A rapariga ouvia-o, os olhos pesados, fixos na luz trêmula da lanterna.
— Que te deram eles alguma vez, Tenar?
— Nada — sussurrou ela.
— Eles nada têm para dar. Não têm o poder de fazer. Todo o seu poder é para estabelecer a treva e a destruição. E não podem deixar este lugar. Eles são este lugar e devia ser-lhes deixado. Não devem ser negados nem esquecidos. Mas também não devem ser adorados. A Terra é bela, brilhante e amiga, mas isso não é tudo. Porque a Terra é também terrível e escura e cruel. O coelho guincha ao encontrar a morte nos verdes prados. As montanhas enclavinham as mãos enormes, cheias de fogo oculto. Há tubarões nos mares e crueldade nos olhos dos homens. E onde os homens rendem culto a estas coisas e se prosternam perante elas, ai se gera o mal. E constroem-se lugares no mundo onde o negrume se condensa, lugares totalmente dedicados a Esses a quem nós chamamos Sem-Nome, os antigos e sagrados Poderes da Terra antes da Luz, os poderes da escuridão, da ruína, da loucura… Penso que terão enlouquecido a vossa sacerdotisa Kossil há muito já. Penso que ela terá vagueado, como o caçador atrás da presa, por estas cavernas, tal como vagueia pelo labirinto do seu próprio ser, e agora já não consegue ver a luz do dia. Ela disse que Aqueles-que-não-têm-Nome estão mortos, mas só uma alma perdida, perdida para a verdade, poderia acreditar em tal. Eles existem. Mas não são os teus Senhores. Nunca o foram. Tu és livre, Tenar. Ensinaram-te a ser escrava, mas quebraste as tuas correntes.

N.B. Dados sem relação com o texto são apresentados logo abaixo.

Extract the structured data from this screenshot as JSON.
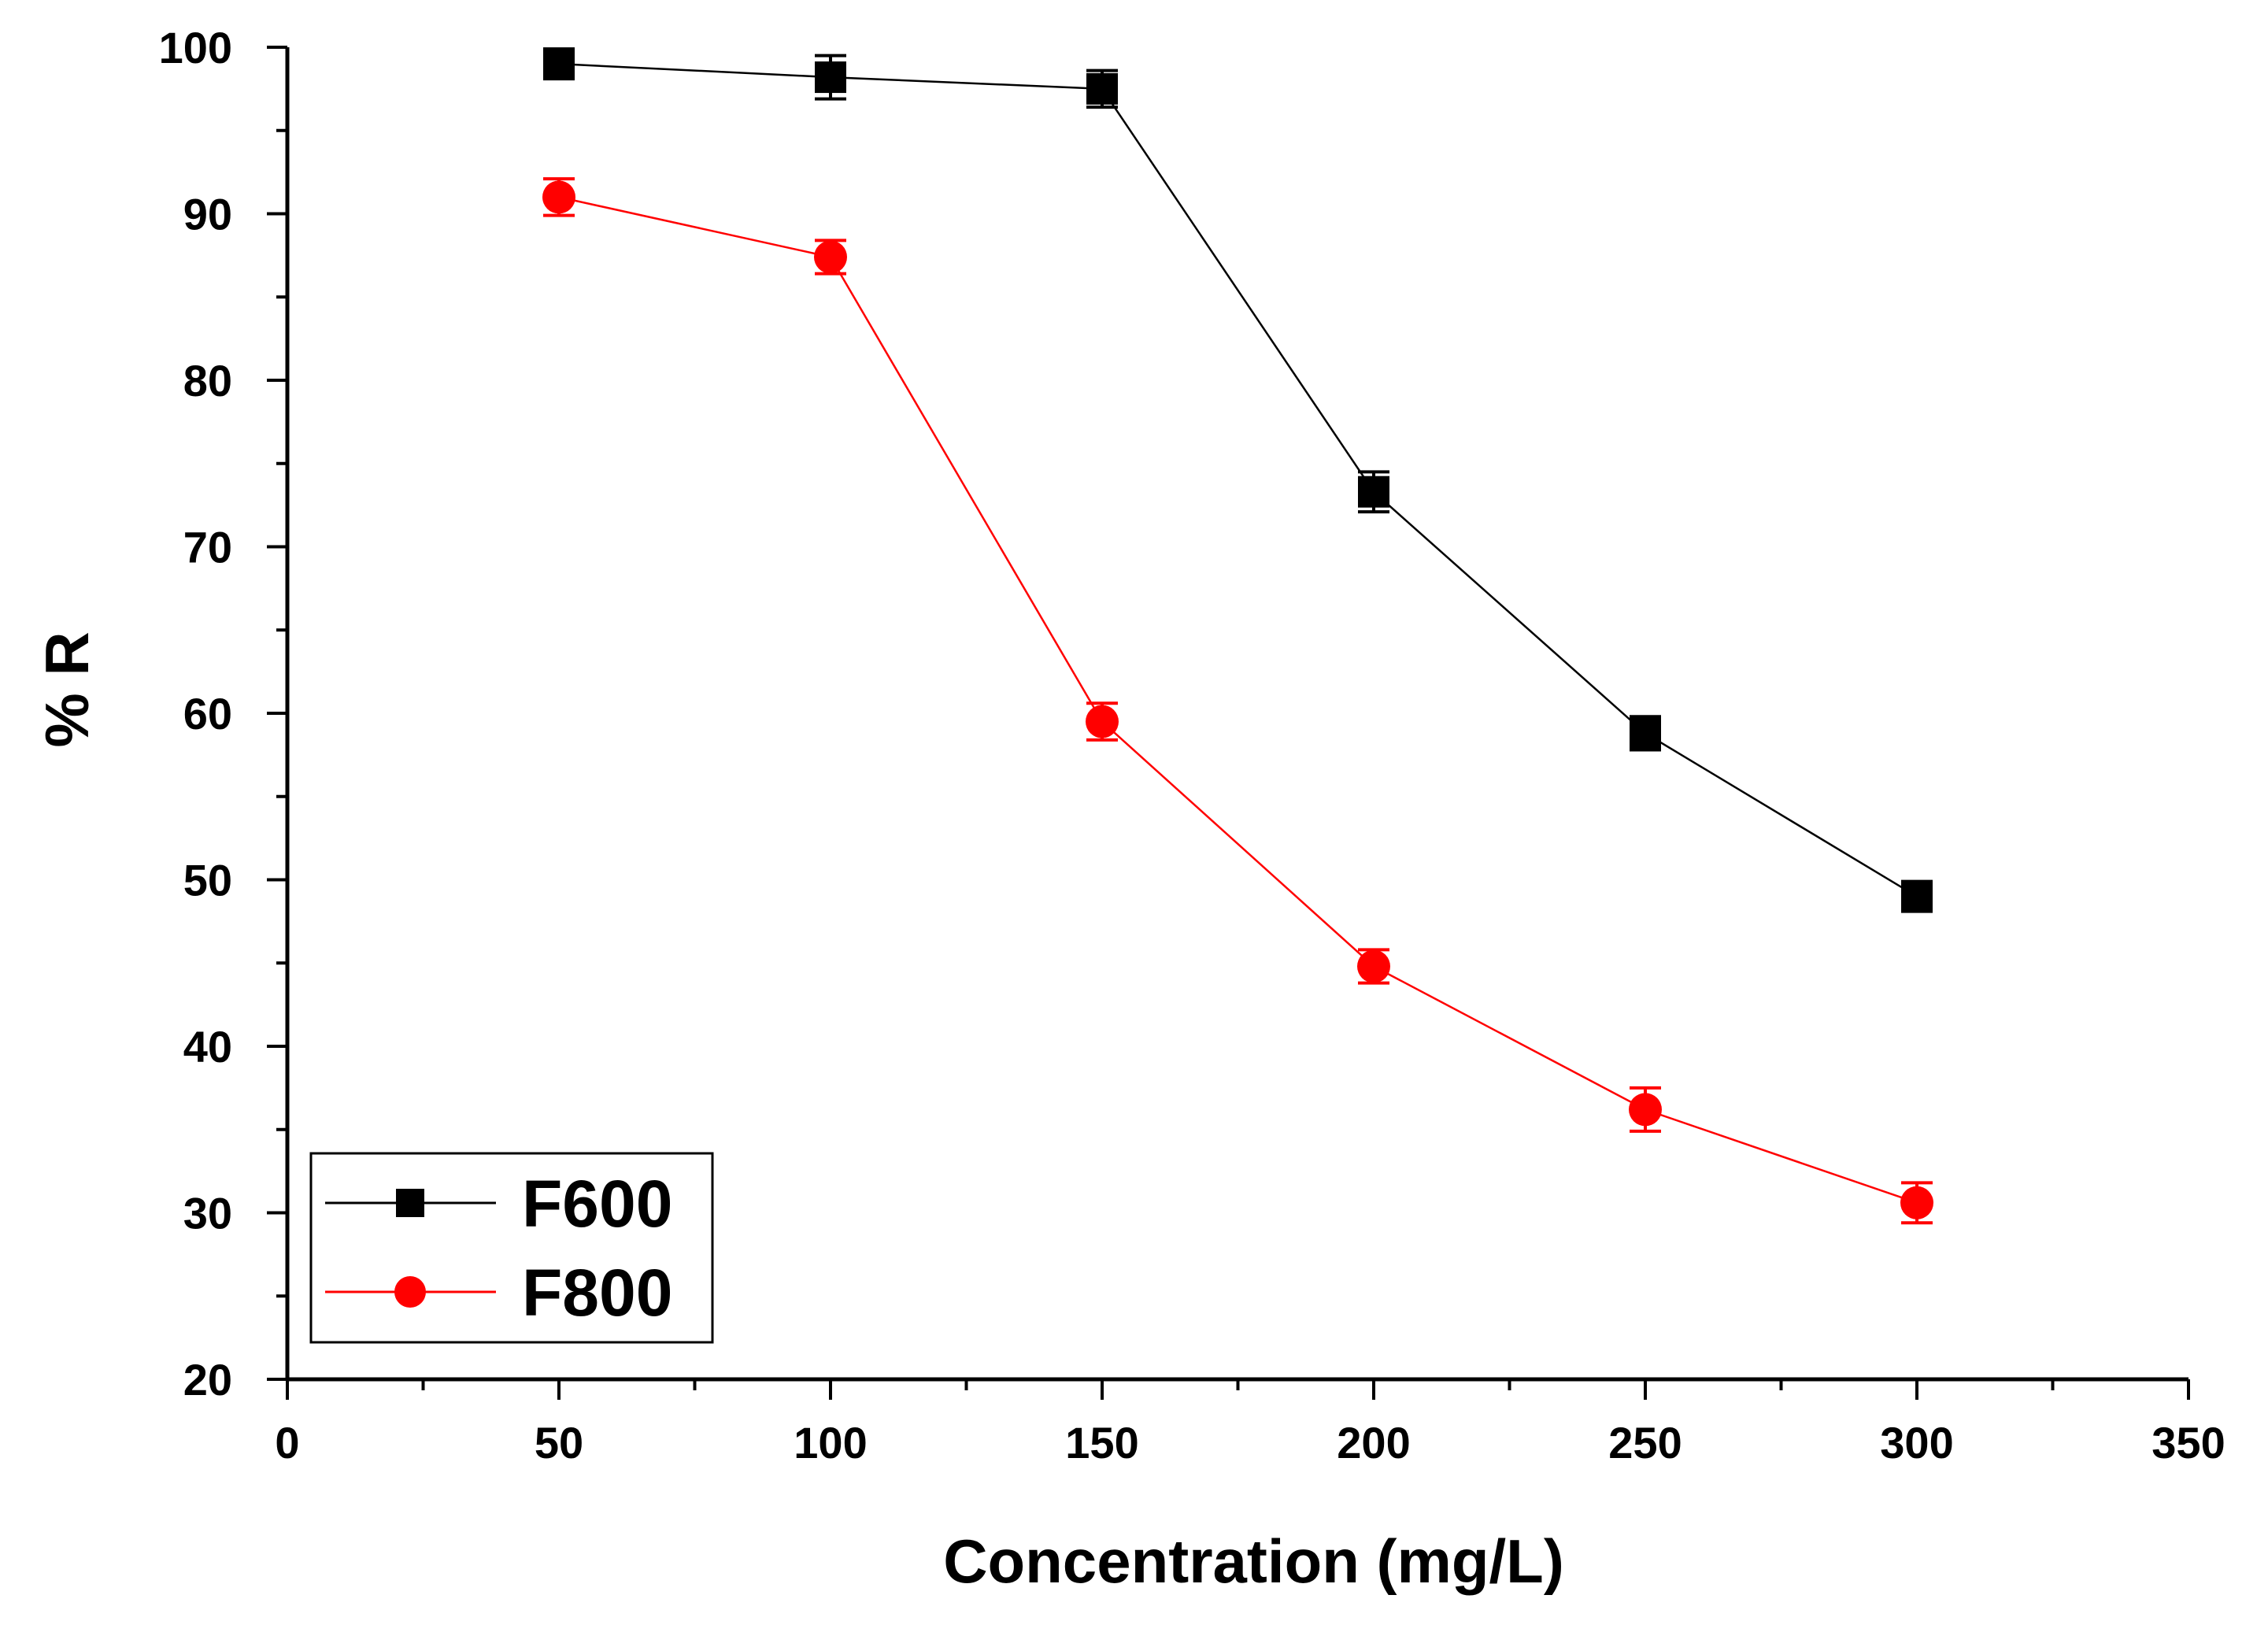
{
  "chart_data": {
    "type": "line",
    "title": "",
    "xlabel": "Concentration (mg/L)",
    "ylabel": "% R",
    "xlim": [
      0,
      350
    ],
    "ylim": [
      20,
      100
    ],
    "xticks": [
      0,
      50,
      100,
      150,
      200,
      250,
      300,
      350
    ],
    "yticks": [
      20,
      30,
      40,
      50,
      60,
      70,
      80,
      90,
      100
    ],
    "xtick_labels": [
      "0",
      "50",
      "100",
      "150",
      "200",
      "250",
      "300",
      "350"
    ],
    "ytick_labels": [
      "20",
      "30",
      "40",
      "50",
      "60",
      "70",
      "80",
      "90",
      "100"
    ],
    "x": [
      50,
      100,
      150,
      200,
      250,
      300
    ],
    "legend_position": "bottom-left",
    "grid": false,
    "series": [
      {
        "name": "F600",
        "values": [
          99.0,
          98.2,
          97.5,
          73.3,
          58.8,
          49.0
        ],
        "errors": [
          0.9,
          1.3,
          1.1,
          1.2,
          1.0,
          0.9
        ],
        "color": "#000000",
        "marker": "square"
      },
      {
        "name": "F800",
        "values": [
          91.0,
          87.4,
          59.5,
          44.8,
          36.2,
          30.6
        ],
        "errors": [
          1.1,
          1.0,
          1.1,
          1.0,
          1.3,
          1.2
        ],
        "color": "#ff0000",
        "marker": "circle"
      }
    ]
  }
}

E ela escutava-o, embora a sua expressão não se alterasse. Ele nada mais disse. Ficaram em silêncio. Mas não era já o silêncio que pesara naquela câmara antes de ela entrar. Havia agora o respirar de ambos, o movimento da vida nas suas veias e o crepitar da vela na sua lanterna de estanho, um som minúsculo e pleno de vida.
— Como é possível que saibas o meu nome?
Ele pôs-se a andar de um lado para o outro, levantando a poeira finíssima, esticando os braços e os ombros, no esforço de se libertar do frio entorpecedor.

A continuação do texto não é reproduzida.